Common Numerical Integration Algorithms#

Computing a numerical integral (or quadrature https://en.wikipedia.org/wiki/Numerical_integration?useskin=vector) is a typical problem that appears everywhere in numerical computing. The simple task of computing the error function, \(f(x) = \int_{0}^x e^{-t^2}\), requires the application of numerical techniques to calculate this (improper integral) over an arbitrary range.

In any numerical computing course you will start by exploring the trapezoidal and the simpsons rule. Here we are jus going to give the general formulation and then go directly to the functions given by scipy

Let’s compare several of the typical algorithms: https://www.geogebra.org/m/WsZgaJcc, and a beautiful visualization at https://www.youtube.com/watch?v=FnJqaIESC2s

All numerical quadratures can be written as

(3)#\[\begin{equation} \int_a^b dx\ f(x) \simeq \sum_i w_i f(x_i) dx + \epsilon, \end{equation}\]

where the weights \(w_i\) and the error \(\epsilon\) depend on the method chosen (see https://en.wikipedia.org/wiki/Newton–Cotes_formulas?useskin=vector).

Trapezoidal rule#

Here the function between two points is approximated by a straight line and the te area covered by the trapezoid is added up.

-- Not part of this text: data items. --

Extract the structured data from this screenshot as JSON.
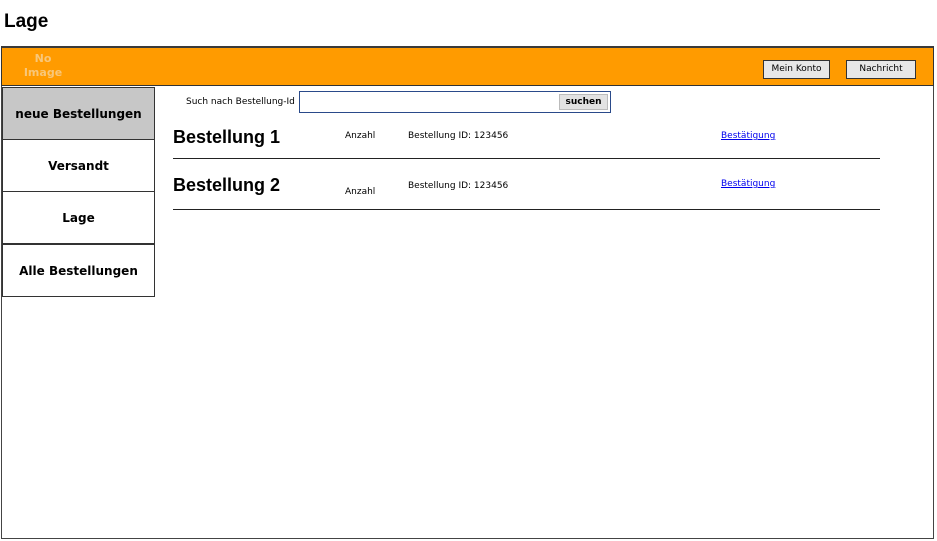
{
  "page": {
    "title": "Lage"
  },
  "header": {
    "logo_placeholder": "No\nImage",
    "account_button": "Mein Konto",
    "message_button": "Nachricht",
    "bar_color": "#ff9b00"
  },
  "sidebar": {
    "items": [
      {
        "label": "neue Bestellungen",
        "active": true
      },
      {
        "label": "Versandt",
        "active": false
      },
      {
        "label": "Lage",
        "active": false
      },
      {
        "label": "Alle Bestellungen",
        "active": false
      }
    ]
  },
  "search": {
    "label": "Such nach Bestellung-Id",
    "value": "",
    "button": "suchen"
  },
  "orders": [
    {
      "title": "Bestellung 1",
      "quantity_label": "Anzahl",
      "id_text": "Bestellung ID: 123456",
      "confirm_link": "Bestätigung"
    },
    {
      "title": "Bestellung 2",
      "quantity_label": "Anzahl",
      "id_text": "Bestellung ID: 123456",
      "confirm_link": "Bestätigung"
    }
  ]
}
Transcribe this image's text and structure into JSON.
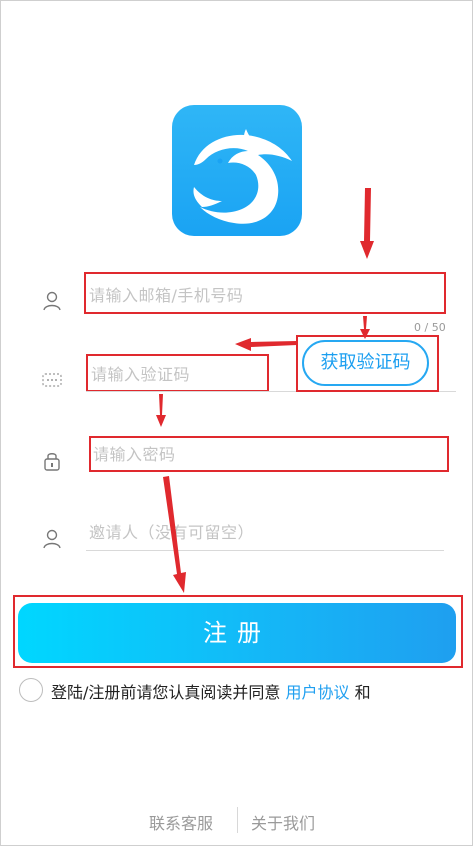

See: https://en.wikipedia.org/wiki/Trapezoidal_rule

https://upload.wikimedia.org/wikipedia/commons/thumb/d/d1/Integration_num_trapezes_notation.svg/330px-Integration_num_trapezes_notation.svg.png

https://upload.wikimedia.org/wikipedia/commons/thumb/7/7e/Trapezium2.gif/330px-Trapezium2.gif

1-order interpolation

Better results for more intervals

Between two points, the integral is approximated as

(4)#\[\begin{equation} I (a, b) = \int_a^b dx \ f(x) \simeq \frac{b-a}{2} (f(a) + f(b)), \end{equation}\]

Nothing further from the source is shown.